If you see one thing at the theatre this year (and that's about all I'll see), you could do far worse than Tom Stoppard's excellent 'RocknRoll' at London's Duke of York's theatre.
I saw the play on Saturday evening and, despite having possibly the worst seat in the house (far stage right in the second row of the Royal Circle), I sat mesmerised by the content, performances and atmosphere that conjured up both Czechoslovakia and the Cambridge University set from 1968 to the early '90s.
The play is high on intellectual content and it takes stamina to stay the course as Jan's life unfolds against the panorama of increasingly repressive Prague on one hand, and the slow diminishment of Cambridge Don Max Morrow's hard line commitment to communism.

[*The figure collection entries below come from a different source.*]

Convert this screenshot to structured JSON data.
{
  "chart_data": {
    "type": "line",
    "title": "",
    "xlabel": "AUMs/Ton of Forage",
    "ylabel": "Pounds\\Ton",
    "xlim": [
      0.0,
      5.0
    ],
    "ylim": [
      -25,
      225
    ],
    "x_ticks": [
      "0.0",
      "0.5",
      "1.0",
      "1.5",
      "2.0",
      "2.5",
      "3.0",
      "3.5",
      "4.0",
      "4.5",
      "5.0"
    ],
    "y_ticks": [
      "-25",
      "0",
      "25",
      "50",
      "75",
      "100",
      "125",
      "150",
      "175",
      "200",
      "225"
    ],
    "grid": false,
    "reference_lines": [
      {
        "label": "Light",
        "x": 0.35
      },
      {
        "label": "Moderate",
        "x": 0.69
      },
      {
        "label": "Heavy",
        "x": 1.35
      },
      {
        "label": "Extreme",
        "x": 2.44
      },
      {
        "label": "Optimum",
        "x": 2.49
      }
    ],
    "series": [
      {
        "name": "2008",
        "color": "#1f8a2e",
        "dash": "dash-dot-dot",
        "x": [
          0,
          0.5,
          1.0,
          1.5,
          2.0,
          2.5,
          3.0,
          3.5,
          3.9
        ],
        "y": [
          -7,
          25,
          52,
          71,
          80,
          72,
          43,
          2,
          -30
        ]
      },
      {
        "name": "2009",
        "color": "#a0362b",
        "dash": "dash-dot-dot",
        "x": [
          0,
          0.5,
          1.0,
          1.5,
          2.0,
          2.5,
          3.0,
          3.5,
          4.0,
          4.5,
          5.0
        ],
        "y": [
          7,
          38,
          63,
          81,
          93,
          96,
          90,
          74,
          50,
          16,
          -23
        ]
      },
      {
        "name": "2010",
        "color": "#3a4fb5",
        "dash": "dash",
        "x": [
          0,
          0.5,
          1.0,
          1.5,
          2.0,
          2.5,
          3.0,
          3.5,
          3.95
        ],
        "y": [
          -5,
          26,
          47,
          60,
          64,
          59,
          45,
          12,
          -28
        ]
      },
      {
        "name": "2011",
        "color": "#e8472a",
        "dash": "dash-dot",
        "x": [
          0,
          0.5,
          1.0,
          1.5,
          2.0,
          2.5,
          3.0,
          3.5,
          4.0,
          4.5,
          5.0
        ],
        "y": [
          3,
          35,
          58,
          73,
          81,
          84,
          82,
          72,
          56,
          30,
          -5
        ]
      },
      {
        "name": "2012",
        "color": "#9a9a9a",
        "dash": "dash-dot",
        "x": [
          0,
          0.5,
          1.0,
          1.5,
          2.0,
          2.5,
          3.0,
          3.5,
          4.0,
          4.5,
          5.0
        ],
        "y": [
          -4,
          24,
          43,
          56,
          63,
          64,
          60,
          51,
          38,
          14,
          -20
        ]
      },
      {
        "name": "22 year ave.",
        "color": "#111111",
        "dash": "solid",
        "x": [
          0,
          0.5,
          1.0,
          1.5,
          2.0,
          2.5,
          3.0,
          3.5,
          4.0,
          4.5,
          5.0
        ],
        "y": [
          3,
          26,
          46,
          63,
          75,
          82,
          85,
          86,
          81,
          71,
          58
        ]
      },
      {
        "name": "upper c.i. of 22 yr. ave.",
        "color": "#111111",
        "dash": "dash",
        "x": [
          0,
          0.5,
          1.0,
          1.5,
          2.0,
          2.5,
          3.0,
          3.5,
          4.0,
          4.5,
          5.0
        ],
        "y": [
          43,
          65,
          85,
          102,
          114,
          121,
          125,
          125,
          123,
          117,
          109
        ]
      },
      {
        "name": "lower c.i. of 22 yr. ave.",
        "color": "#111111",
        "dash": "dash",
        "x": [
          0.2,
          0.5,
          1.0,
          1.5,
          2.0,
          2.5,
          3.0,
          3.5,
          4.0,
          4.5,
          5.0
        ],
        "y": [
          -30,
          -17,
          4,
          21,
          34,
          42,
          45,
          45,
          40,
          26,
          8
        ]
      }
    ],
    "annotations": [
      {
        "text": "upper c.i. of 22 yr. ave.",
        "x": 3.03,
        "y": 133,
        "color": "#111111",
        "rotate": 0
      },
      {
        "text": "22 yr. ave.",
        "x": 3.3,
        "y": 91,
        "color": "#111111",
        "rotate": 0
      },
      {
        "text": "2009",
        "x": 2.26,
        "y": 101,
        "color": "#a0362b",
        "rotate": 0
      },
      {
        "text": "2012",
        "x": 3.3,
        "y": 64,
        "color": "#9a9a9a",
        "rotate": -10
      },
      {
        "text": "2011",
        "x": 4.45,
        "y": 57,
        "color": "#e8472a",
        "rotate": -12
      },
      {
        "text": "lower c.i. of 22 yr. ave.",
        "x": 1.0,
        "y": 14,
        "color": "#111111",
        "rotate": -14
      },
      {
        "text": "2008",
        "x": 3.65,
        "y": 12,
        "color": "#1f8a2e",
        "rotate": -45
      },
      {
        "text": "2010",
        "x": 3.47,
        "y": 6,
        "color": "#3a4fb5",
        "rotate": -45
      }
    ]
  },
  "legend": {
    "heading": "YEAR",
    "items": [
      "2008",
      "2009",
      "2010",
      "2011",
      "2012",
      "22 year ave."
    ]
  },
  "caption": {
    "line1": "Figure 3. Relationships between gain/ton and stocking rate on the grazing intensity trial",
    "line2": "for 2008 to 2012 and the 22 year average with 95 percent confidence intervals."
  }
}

Max demonstrates how easy it is to be an intellectual communist in Cambridge, while Jan's slide from philosophy lecturer to prison and parasite balances Max's idealism with the reality of being the square peg in the totalitarian round holes.
David Calder is superb as Max and operates in high falutin' company, as Sinead Cusack and Rufus Sewall, as Morrow's wife Eleanor (and then daughter, Esme) and her Czech mate Jan, deliver performances of supreme quality.
Stoppard's handling of the complexities of communist idealism v reality coupled with intellectual versus cultural dissidence is incredibly adept - bolstered no doubt by Trevor Nunn's deft production. And it's a production literally underscored by the music of the title.
At one level, the play's something of an homage to Syd Barrett and the music of the Floyd, Stones and Grateful Dead - as well as Prague's own Plastic People - drives the action relentlessly to its life-affirming denouement.
The coruscating riffs are well timed to provide a change of pace from a dense script - but frankly the play flew by and I left the theatre entirely sated.....and ready for a late supper washed down with a large beer - Czech of course.